Dr Colm Henry, HSE chief clinical officer, said the vaccine would be a “source of great relief and hope,” particularly for older generations, who had to “endure the consequences of social restrictions more than other groups in society.”

Mary Day, St James’s Hospital chief executive, said it was very proud to be the first to offer the vaccine.

Earlier, Prof Brian MacCraith, head of the vaccine task force, told RTÉ Radio’s Morning Ireland that “this is a momentous day. It is the beginning of a complex process, the beginning of the end of an awful period,”

Currently there are just under 10,000 doses of the two-step Pfizer-BioNtech vaccine in the country. Some 30,000 more are due to arrive today.

Two doses of the vaccine are required for every person, so 10,000 doses are required to vaccinate 5,000 people.

This will be followed by 40,000 doses a week throughout January and early February. The plan is to vaccinate 20,000 people a week from early January, with this increasing to 40,000 over the month and into February.

Prof MacCraith explained the reason half the doses that arrived in the country on December 26th had been held back was to ensure health authorities have sufficient quantities to administer the required second dose.

This was a precaution and once supply chains, manufacturing schedules and delivery dates have been confirmed “we will never hold back the vaccine,” he said.

There had been some difficulties around the supply of the vaccine in other countries that explained the caution, he said. “We want to get to a situation where we can use the 40,000 doses as soon as possible,” he said.

Prof MacCraith said when the AstraZeneca vaccine becomes available it will be “a game changer” because it does not have to be stored at super low temperatures.
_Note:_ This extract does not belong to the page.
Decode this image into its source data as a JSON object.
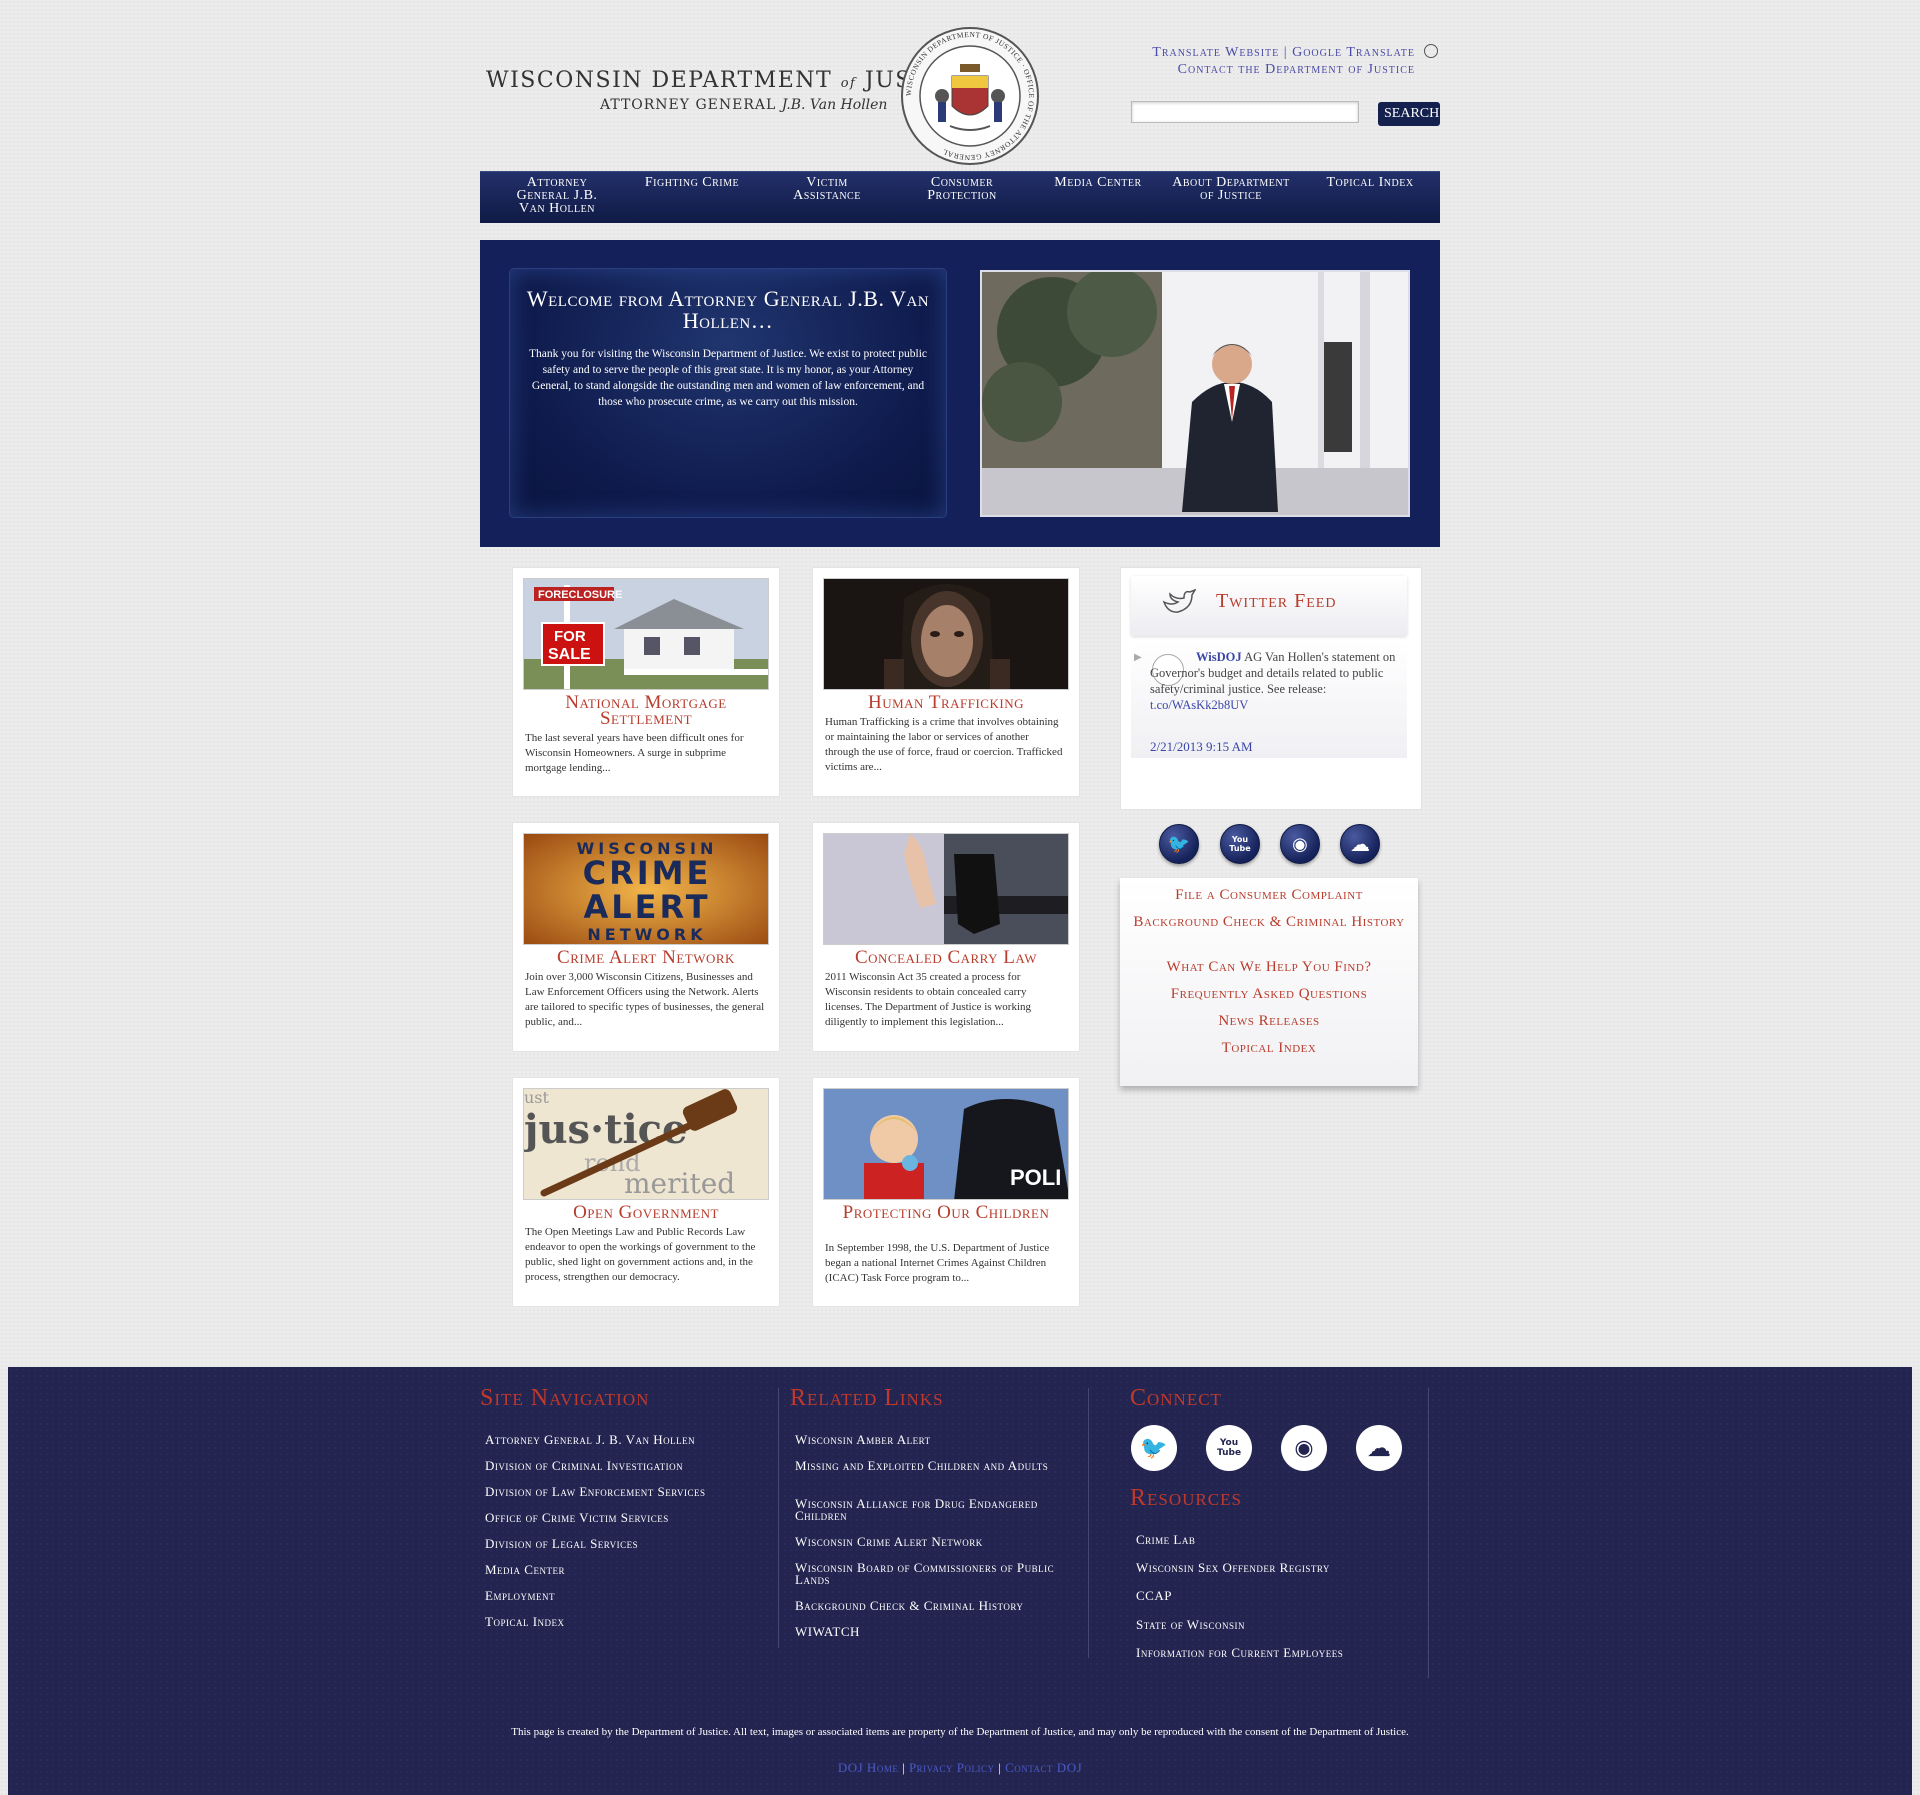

He expects that by August anyone who wanted the vaccine would have it.

A recent poll had indicated more than 70 per cent of the population would be prepared to take the vaccine, with only one in ten saying they would not.

A communications campaign to provide reassurance and address concerns would play an important role in the coming months, he said.

The first phase of the rollout will focus on frontline healthcare workers and older people in long-term residential care settings, such as nursing homes.

The plan to vaccinate more than 580 nursing homes will start on January 11th, but some vaccinations in care homes will take place the week beforehand.

It is expected to take until the end of February to administer two doses of the vaccine to the 70,000 residents and staff in the vulnerable sector.

Initially the vaccination of those in nursing homes will be undertaken by 180 community healthcare vaccinators.

The HSE has said a further 1,500 vaccinators are to become available in the acute hospital system as the rollout plan picks up pace.

The second phase of the vaccine rollout will include doses being administered to cohorts of the general public, according to priority group, by general practitioners and pharmacists, and in mass-vaccination centres.

The indications are that Moderna’s vaccine, which is also complex to administer, may be approved as early as January 6th. There will be upwards of 300,000 doses delivered to the State before the end of February - more than enough to immunise the entire nursing home sector.

Next in line to be vaccinated after that are people aged 70 and above; other healthcare workers; people aged 65-69; key workers; people at risk due to medical conditions; and those living or working in crowded conditions.

This will be followed by people working in education; those aged 55-64; workers in other occupations important to the functioning of society; people aged between 18 and 54; and, finally, pregnant women and those under 18.